Las Vegas is the land of glitz and glam, where the streets are lined with neon lights, and the nights are as thunderous and blinding as a supernova. The thunder continues into daytime this week as NASCAR rolls into town, and the lightning must be the storylines that shoot from its depths. Driver backtalk, broken parts, and sponsor debacles crack into Twitter timelines and blog posts.
As tourists risk their money at casinos along The Strip, the drivers will risk their cars for a win this weekend, and there are a few questions pouring onto this document, like gold coins cascading from a slot machine’s mouth
Will NASCAR listen to Denny Hamlin? The driver of the No. 11 FedEx Camry was fined Thursday for his comments about the Gen-6 car after the Phoenix race. He didn’t really say anything offensive; all he muttered was that it was hard to pass in the new car, and he also compared it to the way the Car of Tomorrow raced. Fans have noticed this, and they’re all pushing for a change. It is unknown if NASCAR will crack under that pressure, and that is something to keep an eye on.
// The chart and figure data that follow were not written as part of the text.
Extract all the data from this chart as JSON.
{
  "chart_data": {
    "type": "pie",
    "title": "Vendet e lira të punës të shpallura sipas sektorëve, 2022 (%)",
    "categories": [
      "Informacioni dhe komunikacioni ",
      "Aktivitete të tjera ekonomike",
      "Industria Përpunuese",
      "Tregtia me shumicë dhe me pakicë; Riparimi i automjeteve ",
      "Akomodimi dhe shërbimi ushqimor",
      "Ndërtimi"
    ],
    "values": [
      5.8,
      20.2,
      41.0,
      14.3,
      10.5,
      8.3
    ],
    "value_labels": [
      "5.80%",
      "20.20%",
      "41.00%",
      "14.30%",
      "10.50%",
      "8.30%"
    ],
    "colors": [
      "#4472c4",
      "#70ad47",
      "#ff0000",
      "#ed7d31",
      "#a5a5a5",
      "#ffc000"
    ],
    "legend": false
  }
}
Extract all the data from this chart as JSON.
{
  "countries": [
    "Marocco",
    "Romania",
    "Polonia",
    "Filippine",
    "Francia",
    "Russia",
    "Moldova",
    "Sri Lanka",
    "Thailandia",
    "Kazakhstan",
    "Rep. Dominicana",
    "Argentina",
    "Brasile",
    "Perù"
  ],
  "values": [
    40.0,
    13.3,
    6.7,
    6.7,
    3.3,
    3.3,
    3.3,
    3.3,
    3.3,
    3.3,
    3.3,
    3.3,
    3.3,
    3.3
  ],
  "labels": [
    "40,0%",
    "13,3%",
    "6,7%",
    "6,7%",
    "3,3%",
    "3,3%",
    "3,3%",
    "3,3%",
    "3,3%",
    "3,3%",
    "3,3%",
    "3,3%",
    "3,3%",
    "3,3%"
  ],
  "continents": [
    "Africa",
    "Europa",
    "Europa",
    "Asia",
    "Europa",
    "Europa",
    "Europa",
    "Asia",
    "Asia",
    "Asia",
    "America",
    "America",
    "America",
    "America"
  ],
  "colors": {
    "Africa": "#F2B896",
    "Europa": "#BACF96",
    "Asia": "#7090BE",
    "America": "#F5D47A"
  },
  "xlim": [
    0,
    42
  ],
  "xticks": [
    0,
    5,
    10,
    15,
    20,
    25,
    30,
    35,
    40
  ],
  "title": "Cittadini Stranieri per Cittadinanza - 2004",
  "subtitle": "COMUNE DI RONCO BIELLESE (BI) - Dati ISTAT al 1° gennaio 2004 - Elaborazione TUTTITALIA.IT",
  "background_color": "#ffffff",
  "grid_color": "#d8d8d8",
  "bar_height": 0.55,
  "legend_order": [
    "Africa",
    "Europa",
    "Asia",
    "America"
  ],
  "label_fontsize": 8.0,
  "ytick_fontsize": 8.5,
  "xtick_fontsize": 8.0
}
Does TRD get their stuff together? Joe Gibbs has even more important things to fret about than Hamlin’s comments: his cars keep blowing up. Kyle Busch has been the victim of the overheating trend, and it brings back flashes of last summer. Remember when he took that car behind the wall every weekend for a month with motor problems? His recent issues may foreshadow another rough stretch, yet that can be prevented if the TRD crew found the faulty whatever it is and fixed it ASAP.
How long will the NRA debate go on? When it was announced that the NRA would be the title sponsor for the Texas race in April, many fans were relieved that the sport is still bringing in big financing. However, this has brought national attention, and it isn’t all good. Senators have came out and talked about how NASCAR needs to “drop the NRA.” Those also opposing are a margin of the fans, claiming that this makes our sport come off as more redneck and hypocritical, since Michael Waltrip drove a Sandy Hook Elementary School car in the Daytona 500. There is a section of the racing fandom that just wants the controversy to go away and let the racing be; that slice of fanatics is probably the most sane of them all.
Can some drivers start climbing out of the hole they’ve dug? After Daytona, noteworthy drivers like Kasey Kahne, Kyle Busch, Kevin Harvick, and Martin Truex Jr. were behind in the points. They were on the wall on their hole, attempting to scale and conquer it, when Phoenix ripped them mid-climb. Las Vegas is where they can roll the dice in hopes of getting a break. Of course, there is plenty of time left until The Chase, but it’s good to get a head start on things, right? No pressure, guys. None at all.
Will Brad Keselowski’s new sense of maturity help him repeat? With other issues going on surrounding the racing, the sport, and the cars, it’s surprising to focus on the change in our champion. It seems as though he has grown and matured, being somewhat more restrained than he was a year ago. Whether the title of champion did that to him, nobody knows for sure, but it is something that can propel him to a second championship . . . If he can keep it up.